Serba Dinamik announced that it will be developing a Pengerang Integrated Development Complex which will be located close to Petronas’ Pengerang Integrated Petroleum Complex. We are positive with this news as the proposed development once completed will serve as a one-stop hub as management envisions the uprising demand for plant maintenance services for Petronas’ US$27bn petrochemical complex and refinery. We continue to like Serba for its strong earnings prospect. Maintain BUY with a higher 12-month TP at RM2.75.

Project Overview

The proposed Pengerang Integrated Development project will occupy a total land size of 132 acres, which can be segregated into 3 portions - Pengerang Eco-Industrial Park (PEIP), Pengerang International Commercial Centre (PICC) and Northshore Residence. Serba will be acting as the main EPCC contractor for the overall project and construction is expected to commence in 2018.

First and Second Part – PEIP & PICC (100% Stake)

Management has signed a memorandum of understanding to purchase 16 acres of land from Izin Budi Sdn Bhd for a purchase consideration of c.RM25m. The remaining 47 acres land will be paid for a price based on 7% of total GDV or about RM56m. Serba intends to build its maintenance, repair or overhaul (MRO) and inspection, repair & maintenance (IRM) centres to service the petrochemical complex and refinery once they are fully operational from 2H19 onwards. Total gross development costs (GDC) for both projects work out to be RM666m, which Serba owns a 100% stake. Serba is expected to complete the project in 2020 and 2021, respectively.

Third Part – Northshore Residence (30% Stake)

For the Northshore residence which Serba hold a 30% stake, total GDC is valued at RM511m, which is expected to be completed in 2 phases (Phase 1: 2020, Phase 2: 2022). AlMurisi Holding Sdn Bhd, which owns the remaining 70% stake, will be injecting the land. Based on our estimate, Serba’s project funding works out to be RM655m based on 80:20 debt-to-equity ratio. We understand that the group is in the midst of finalising the necessary funding for the entire project. With current gearing level at 0.16x, this gives Serba ample room to leverage up its balance sheet.

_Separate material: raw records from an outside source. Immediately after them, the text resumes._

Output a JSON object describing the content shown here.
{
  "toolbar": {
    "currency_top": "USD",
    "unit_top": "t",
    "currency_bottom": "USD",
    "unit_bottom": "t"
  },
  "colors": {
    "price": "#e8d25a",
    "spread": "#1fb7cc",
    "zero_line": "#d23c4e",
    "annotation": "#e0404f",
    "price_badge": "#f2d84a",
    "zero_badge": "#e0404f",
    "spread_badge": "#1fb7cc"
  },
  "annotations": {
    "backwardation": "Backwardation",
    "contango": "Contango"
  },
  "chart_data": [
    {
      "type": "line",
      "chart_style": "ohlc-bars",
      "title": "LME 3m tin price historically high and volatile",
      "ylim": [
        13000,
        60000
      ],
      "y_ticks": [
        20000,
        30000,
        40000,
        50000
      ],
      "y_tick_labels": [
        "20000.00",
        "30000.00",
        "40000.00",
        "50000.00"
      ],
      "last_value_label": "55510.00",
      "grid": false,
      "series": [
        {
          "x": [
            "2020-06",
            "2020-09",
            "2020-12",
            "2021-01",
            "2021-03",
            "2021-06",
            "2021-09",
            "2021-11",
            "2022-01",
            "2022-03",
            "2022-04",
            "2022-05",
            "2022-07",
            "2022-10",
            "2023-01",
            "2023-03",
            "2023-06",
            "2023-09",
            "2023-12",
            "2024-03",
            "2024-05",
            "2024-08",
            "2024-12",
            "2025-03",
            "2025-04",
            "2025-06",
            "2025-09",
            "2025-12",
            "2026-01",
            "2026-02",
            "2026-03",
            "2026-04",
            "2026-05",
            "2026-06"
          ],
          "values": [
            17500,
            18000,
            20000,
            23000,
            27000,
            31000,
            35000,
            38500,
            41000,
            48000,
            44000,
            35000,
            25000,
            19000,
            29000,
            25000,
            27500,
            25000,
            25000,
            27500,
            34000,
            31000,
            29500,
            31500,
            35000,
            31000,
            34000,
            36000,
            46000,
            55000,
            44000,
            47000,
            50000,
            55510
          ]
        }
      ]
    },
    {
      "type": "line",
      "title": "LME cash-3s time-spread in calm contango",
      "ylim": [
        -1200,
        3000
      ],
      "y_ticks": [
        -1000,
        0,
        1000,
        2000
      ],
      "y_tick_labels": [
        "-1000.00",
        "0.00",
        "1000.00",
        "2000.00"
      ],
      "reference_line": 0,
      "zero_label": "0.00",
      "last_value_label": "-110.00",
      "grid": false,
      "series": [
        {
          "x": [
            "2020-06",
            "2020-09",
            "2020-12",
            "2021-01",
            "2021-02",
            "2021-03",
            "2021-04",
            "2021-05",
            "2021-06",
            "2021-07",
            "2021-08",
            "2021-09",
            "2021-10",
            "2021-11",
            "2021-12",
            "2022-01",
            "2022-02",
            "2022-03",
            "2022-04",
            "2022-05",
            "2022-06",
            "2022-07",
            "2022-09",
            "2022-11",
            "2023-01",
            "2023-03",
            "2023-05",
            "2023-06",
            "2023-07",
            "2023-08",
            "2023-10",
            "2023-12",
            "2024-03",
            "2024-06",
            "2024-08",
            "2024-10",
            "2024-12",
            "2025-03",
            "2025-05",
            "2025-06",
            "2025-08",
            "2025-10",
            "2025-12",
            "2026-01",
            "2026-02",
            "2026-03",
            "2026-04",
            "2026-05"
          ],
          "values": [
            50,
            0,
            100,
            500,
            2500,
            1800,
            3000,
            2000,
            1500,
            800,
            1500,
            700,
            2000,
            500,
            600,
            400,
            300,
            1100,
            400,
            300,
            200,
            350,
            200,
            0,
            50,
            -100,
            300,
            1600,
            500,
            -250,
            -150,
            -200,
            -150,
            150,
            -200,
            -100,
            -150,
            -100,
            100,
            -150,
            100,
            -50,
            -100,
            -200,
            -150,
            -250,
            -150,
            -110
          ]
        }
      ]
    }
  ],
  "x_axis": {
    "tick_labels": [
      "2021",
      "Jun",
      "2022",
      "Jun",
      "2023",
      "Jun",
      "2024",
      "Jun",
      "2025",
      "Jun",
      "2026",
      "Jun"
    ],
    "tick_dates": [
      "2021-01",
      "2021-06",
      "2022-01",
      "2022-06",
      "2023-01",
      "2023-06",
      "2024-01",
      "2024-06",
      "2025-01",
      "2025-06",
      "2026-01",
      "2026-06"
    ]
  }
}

P&L Impact Only From 43% of Total GDC

Based on our assessment, the reported GDC value of RM1.2bn will not fully translate to earnings for Serba. For the PEIP and PICC projects, which Serba holds 100% stakes, the total GDC being recognised will be capitalised under PPE (balance sheet item). Hence, no earnings impact in the P&L. The income derived from the project will either be via sales or rental proceeds upon completion of the construction. On the other hand, the only construction value that has a P&L impact will be coming from Northshore Residence, which Serba holds a 30% stake. This works out to RM511m in contract value, which fall under our FY18E orderbook replenishment assumption. Based on building works PBT margin of 10%, we estimate the Northshore Residence will contribute RM51m earnings over 4 years period. We expect Serba’s 30% stake share of property development profit from the sales of property to commence only from 2020 onwards, once first phase work has been completed.

Turning More Positive on Future EPCC Replenishment

We did a minor adjustment to our FY18-19E earnings estimate to factor in another RM500m orderbook replenishment as our current assumption has already been met following the announcement of this construction work. However, earnings upside from the additional replenishment is partly offset by the expected higher finance cost moving forward as Serba raise more financing for this proposed project. We also expect capex spending to doubled to RM400m in FY18 against our RM200m estimates in FY17.

BUY Serba; TP Lifted to RM2.75

We maintain our BUY call with higher TP of RM2.75 as we roll forward our valuation year to 2018E, based on unchanged PER of 11x.

Key Risks to Our Call

Downside to our BUY call includes: 1) unforeseen delays for the client maintenance schedule, and 2) margin deterioration.